Feature

Why Eric Kozubal Enjoys Working on IN² Projects

Commercial Buildings, Housing

December 5, 2023—When startups join the Wells Fargo Innovation Incubator (IN2) program, they get assigned a principal investigator (PI) to help guide them through the process. This person is the startup’s go-to contact regarding technical questions and research advancement at the National Renewable Energy Laboratory (NREL) or the Donald Danforth Plant Science Center.

NREL Senior Mechanical Engineer and Researcher Eric Kozubal has been a stalwart PI for several IN2 startups. After 21 years at the lab, Kozubal says of the countless projects he has worked on, at this point, whatever he works on currently is always his favorite.

“I think what I’m working on now is a culmination of everything I’ve done in the past,” Eric said. “My favorite project is always my current project. What’s neat is I get to draw upon a lot of my past research.”

When Eric first joined NREL as a graduate student, he developed a technology that he says went nowhere. It was a novel heat exchanger for cooling power plants.

“But it was too expensive and didn’t work for that application,” he said. “So, I just shelved it.”

A man stands next to a large machine.

March 14, 2012 – Eric Kozubal stands next to a 1st generation, prototype DEVAP air conditioner that demonstrates a proof of performance. (Photo by Dennis Schroeder / NREL)

About 16 or 17 years later, he dug that project out of the archives and is using the same core ideas but implementing them into highly efficient air conditioning applications in collaboration with a startup company, Blue Frontier. Blue Frontier began working with NREL early in its lifecycle and continued that work with the help of IN2.

“It’s fun to think that something I had done so long ago, I can now implement and work on even more,” Eric said.

Eric works on several projects simultaneously focused on improving the overall efficiency of buildings. In addition to the Blue Frontier partnership, he is working on a demonstration project with Copeland. Copeland purchased the technology from a startup company, 7AC Technologies—another IN2 participant from Cohort 2 who had been working with NREL since 2010 to develop desiccant-based air conditioning systems.

A desiccant is a material that can attract and hold water and is very useful when designing next-generation, efficient dehumidification systems (such as dedicated outdoor air ventilation systems). Today’s dehumidifiers often use solid desiccants to keep products dry and absorb moisture, but managing efficient energy consumption in these systems is difficult. However, Copeland uses a liquid desiccant (a lithium chloride saltwater mixture) instead, which can absorb water from the air. A successful liquid desiccant is much easier to manage and enables more efficient system designs.

“Many of these companies I have worked with, I was able to help them solve a specific technical challenge or uncover untapped potential,” he said. “It’s important to work with both established companies and startups; however, your established, large manufacturers of HVAC equipment have limited research budgets and ability to change their product.
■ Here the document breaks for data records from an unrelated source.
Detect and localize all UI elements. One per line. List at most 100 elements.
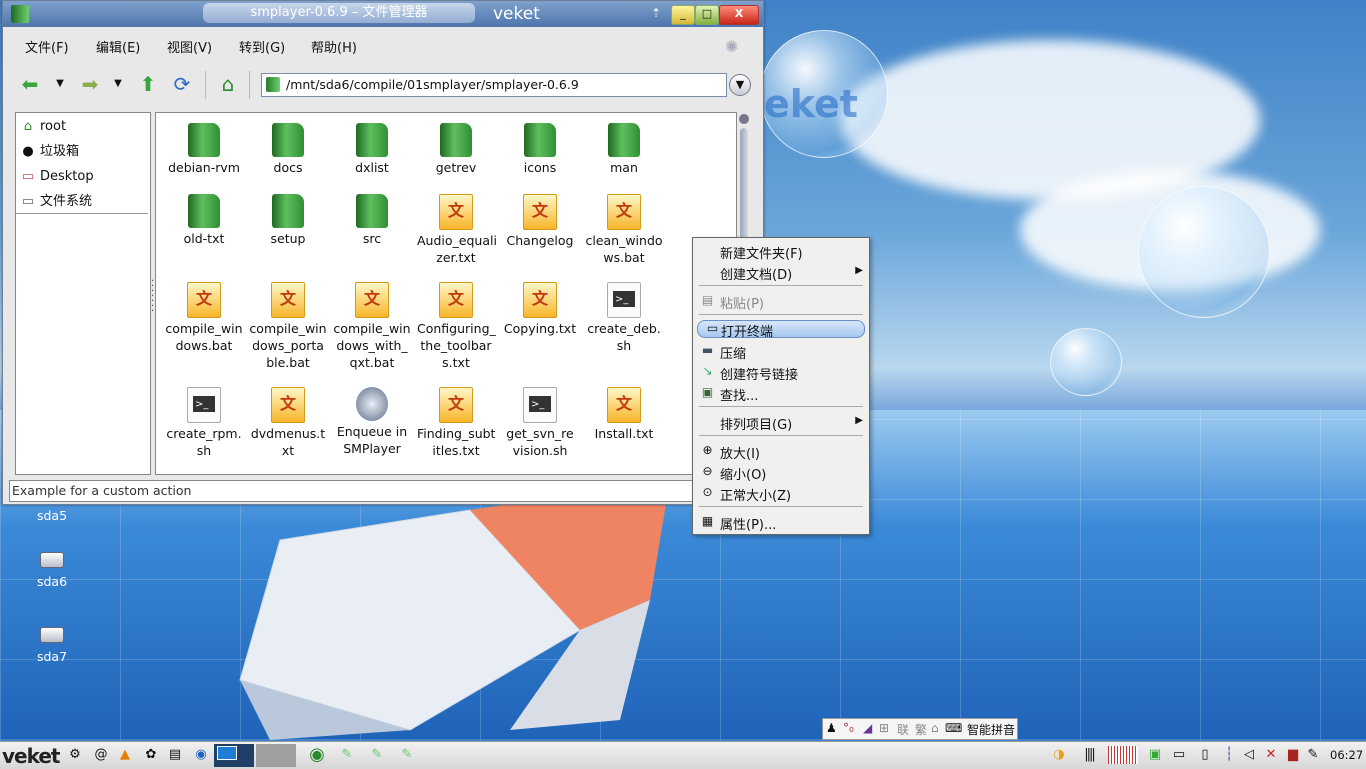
file-item[interactable]: dxlist — [333, 123, 411, 176]
ime-symbol[interactable]: 联 — [897, 721, 909, 738]
drive-tray-icon[interactable]: ▆ — [1284, 746, 1302, 764]
file-item[interactable]: 文 clean_windo ws.bat — [585, 194, 663, 266]
home-icon[interactable]: ⌂ — [215, 71, 241, 97]
menu-file[interactable]: 文件(F) — [25, 37, 69, 56]
forward-history-dropdown-icon[interactable]: ▼ — [105, 71, 131, 97]
keyboard-icon[interactable]: ⌨ — [945, 721, 962, 735]
punctuation-icon[interactable]: °₀ — [843, 721, 854, 735]
file-item[interactable]: setup — [249, 194, 327, 247]
file-item[interactable]: 文 Copying.txt — [501, 282, 579, 337]
menu-item-find[interactable]: ▣ 查找... — [693, 383, 869, 404]
file-item[interactable]: 文 compile_win dows.bat — [165, 282, 243, 354]
file-item[interactable]: 文 Install.txt — [585, 387, 663, 442]
media-icon[interactable]: ✿ — [142, 746, 160, 764]
menu-item-new-folder[interactable]: 新建文件夹(F) — [693, 241, 869, 262]
vlc-icon[interactable]: ▲ — [116, 746, 134, 764]
file-item[interactable]: 文 compile_win dows_porta ble.bat — [249, 282, 327, 371]
network-icon[interactable]: ▭ — [1170, 746, 1188, 764]
back-arrow-icon[interactable]: ⬅ — [17, 71, 43, 97]
desktop-icon-sda7[interactable]: sda7 — [22, 627, 82, 664]
menu-item-open-terminal[interactable]: ▭ 打开终端 — [697, 320, 865, 340]
back-history-dropdown-icon[interactable]: ▼ — [47, 71, 73, 97]
task-file-manager-icon[interactable]: ◉ — [308, 746, 326, 764]
menu-item-normal-size[interactable]: ⊙ 正常大小(Z) — [693, 483, 869, 504]
workspace-1[interactable] — [214, 744, 254, 767]
address-bar[interactable]: /mnt/sda6/compile/01smplayer/smplayer-0.… — [261, 73, 727, 97]
network-disconnected-icon[interactable]: ✕ — [1262, 746, 1280, 764]
file-item[interactable]: create_deb.sh — [585, 282, 663, 354]
text-file-icon: 文 — [355, 282, 389, 318]
file-item[interactable]: 文 dvdmenus.t xt — [249, 387, 327, 459]
menu-item-paste[interactable]: ▤ 粘贴(P) — [693, 291, 869, 312]
sidebar-item-desktop[interactable]: ▭ Desktop — [20, 167, 94, 187]
workspace-2[interactable] — [256, 744, 296, 767]
desktop-icon-sda6[interactable]: sda6 — [22, 552, 82, 589]
menu-go[interactable]: 转到(G) — [239, 37, 285, 56]
file-item[interactable]: create_rpm.sh — [165, 387, 243, 459]
penguin-icon[interactable]: ♟ — [826, 721, 837, 735]
file-item[interactable]: getrev — [417, 123, 495, 176]
menu-item-properties[interactable]: ▦ 属性(P)... — [693, 512, 869, 533]
window-titlebar[interactable]: smplayer-0.6.9 – 文件管理器 veket ⇡ _ □ X — [3, 1, 763, 27]
menu-item-compress[interactable]: ▬ 压缩 — [693, 341, 869, 362]
forward-arrow-icon[interactable]: ➡ — [77, 71, 103, 97]
sidebar-item-trash[interactable]: ● 垃圾箱 — [20, 142, 79, 162]
menu-help[interactable]: 帮助(H) — [311, 37, 357, 56]
file-item[interactable]: 文 compile_win dows_with_ qxt.bat — [333, 282, 411, 371]
lock-icon[interactable]: ⌂ — [931, 721, 939, 735]
clock[interactable]: 06:27 — [1330, 748, 1363, 762]
file-item[interactable]: 文 Changelog — [501, 194, 579, 249]
task-icon[interactable]: ✎ — [398, 746, 416, 764]
file-item[interactable]: get_svn_re vision.sh — [501, 387, 579, 459]
file-item[interactable]: man — [585, 123, 663, 176]
up-arrow-icon[interactable]: ⬆ — [135, 71, 161, 97]
file-item[interactable]: icons — [501, 123, 579, 176]
close-button[interactable]: X — [719, 5, 759, 25]
scroll-up-icon[interactable] — [739, 114, 749, 124]
at-icon[interactable]: @ — [92, 746, 110, 764]
menu-item-create-symlink[interactable]: ↘ 创建符号链接 — [693, 362, 869, 383]
file-name: docs — [273, 160, 303, 175]
pinyin-icon[interactable]: ⊞ — [879, 721, 889, 735]
file-icon-view[interactable]: debian-rvm docs dxlist getrev icons man … — [155, 112, 737, 475]
system-icon[interactable]: ⚙ — [66, 746, 84, 764]
menu-item-zoom-out[interactable]: ⊖ 缩小(O) — [693, 462, 869, 483]
file-item[interactable]: 文 Finding_subt itles.txt — [417, 387, 495, 459]
file-name-line: SMPlayer — [343, 441, 401, 456]
task-icon[interactable]: ✎ — [368, 746, 386, 764]
file-item[interactable]: 文 Audio_equali zer.txt — [417, 194, 497, 266]
minimize-button[interactable]: _ — [671, 5, 695, 25]
update-icon[interactable]: ◑ — [1050, 746, 1068, 764]
address-dropdown-icon[interactable]: ▼ — [729, 74, 751, 96]
browser-icon[interactable]: ◉ — [192, 746, 210, 764]
menu-item-arrange[interactable]: 排列项目(G) ▶ — [693, 412, 869, 433]
monitor-icon[interactable]: ▣ — [1146, 746, 1164, 764]
file-item[interactable]: old-txt — [165, 194, 243, 247]
ime-name[interactable]: 智能拼音 — [967, 721, 1015, 738]
volume-icon[interactable]: ◁ — [1240, 746, 1258, 764]
ime-symbol[interactable]: 繁 — [915, 721, 927, 738]
file-item[interactable]: Enqueue in SMPlayer — [333, 387, 411, 457]
find-icon: ▣ — [701, 385, 714, 399]
start-menu-logo[interactable]: veket — [2, 744, 60, 768]
sidebar-item-filesystem[interactable]: ▭ 文件系统 — [20, 192, 92, 212]
clipboard-icon[interactable]: ▯ — [1196, 746, 1214, 764]
menu-item-zoom-in[interactable]: ⊕ 放大(I) — [693, 441, 869, 462]
file-item[interactable]: 文 Configuring_ the_toolbar s.txt — [417, 282, 496, 371]
reload-icon[interactable]: ⟳ — [169, 71, 195, 97]
pen-icon[interactable]: ✎ — [1304, 746, 1322, 764]
menu-edit[interactable]: 编辑(E) — [96, 37, 140, 56]
maximize-button[interactable]: □ — [695, 5, 719, 25]
file-item[interactable]: debian-rvm — [165, 123, 243, 176]
files-icon[interactable]: ▤ — [166, 746, 184, 764]
file-item[interactable]: src — [333, 194, 411, 247]
task-icon[interactable]: ✎ — [338, 746, 356, 764]
pane-resize-grip[interactable]: · · · · · · · — [151, 277, 154, 317]
sidebar-item-root[interactable]: ⌂ root — [20, 117, 66, 137]
file-item[interactable]: docs — [249, 123, 327, 176]
fullwidth-icon[interactable]: ◢ — [863, 721, 872, 735]
pin-icon[interactable]: ⇡ — [651, 6, 661, 20]
menu-item-new-document[interactable]: 创建文档(D) ▶ — [693, 262, 869, 283]
menu-view[interactable]: 视图(V) — [167, 37, 212, 56]
desktop-icon-sda5[interactable]: sda5 — [22, 508, 82, 523]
They are looking to make small, easy tweaks. Startups often don’t have this constraint. Their whole premise is to disrupt the market. They can be a very powerful way of introducing novel, innovative technologies that just haven’t been developed enough for a large company to adopt. This is a vehicle that can really bring upon large step changes in technology, rather than incremental changes.”

Eric remains incredibly optimistic about helping the energy transition in buildings.
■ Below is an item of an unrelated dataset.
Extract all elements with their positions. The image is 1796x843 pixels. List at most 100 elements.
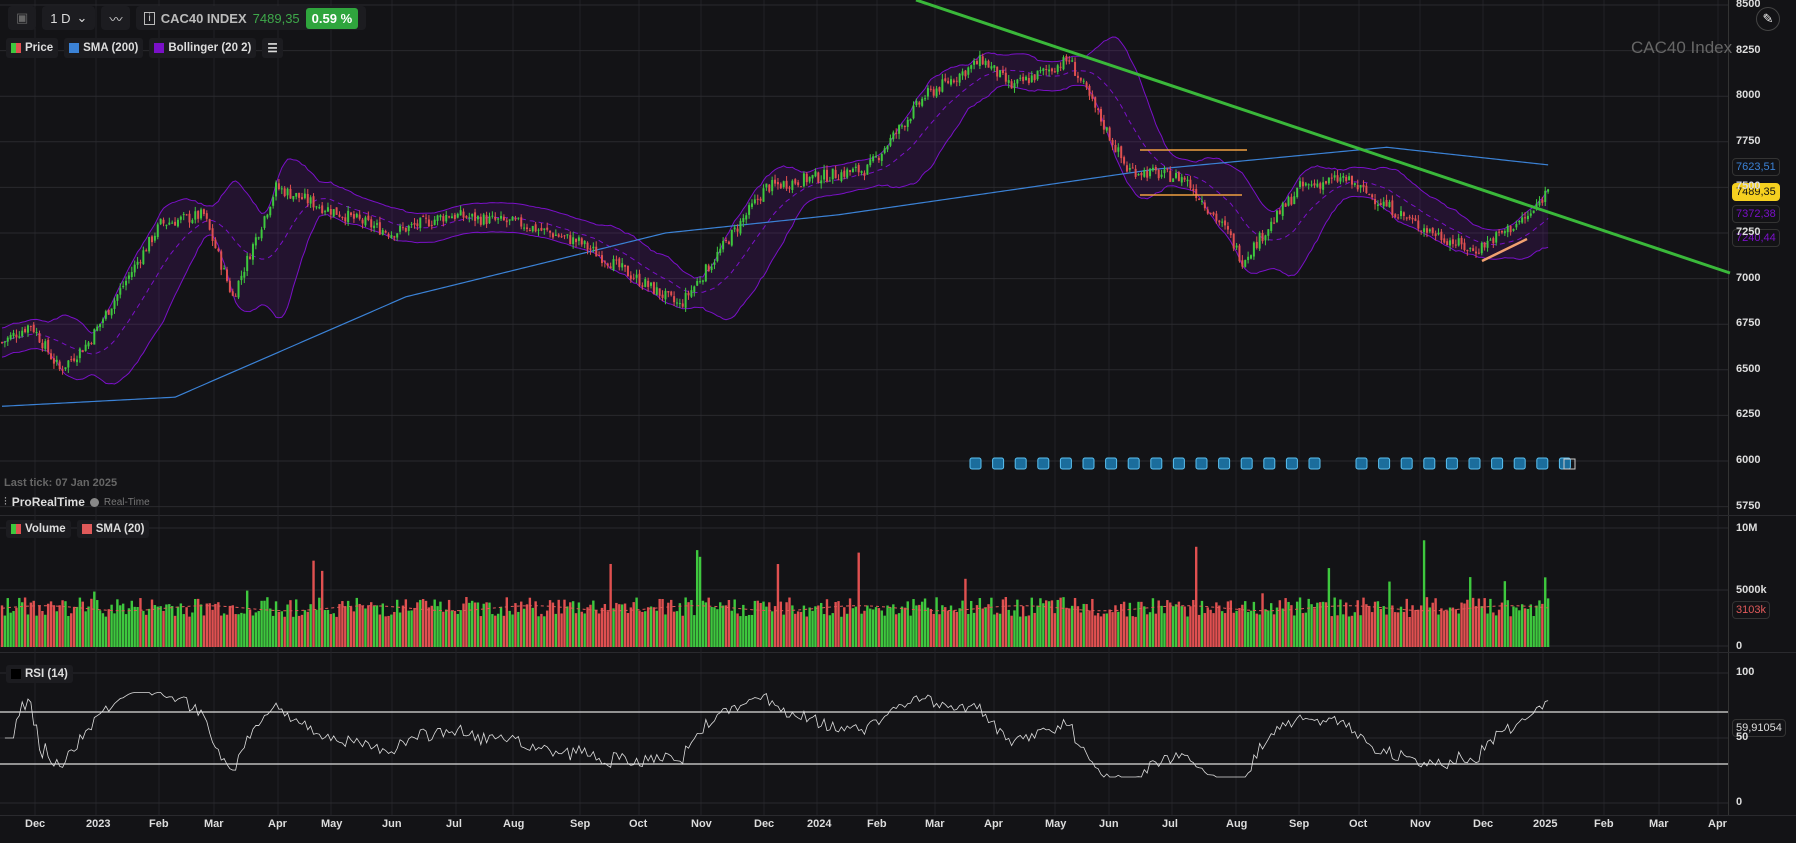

“The old thought was that buildings were always the consumer of energy and a big cause for CO2 emissions,” he said. “But the technologies we’re developing now can better take advantage of renewable energy and assist a low-carbon grid. We are developing ways to store energy in thermal batteries and liquid desiccants, not lithium-ion, which means we don’t have to mine as much precious metals. Buildings have a big role to play in decarbonization. For heating and cooling specifically, we’ve been using the same technologies for more than 100 years since it was first commercialized. I can’t think of many American technology sectors that haven’t been significantly changed in 100 years, but I’m confident we are developing technologies that will soon disrupt HVAC markets.”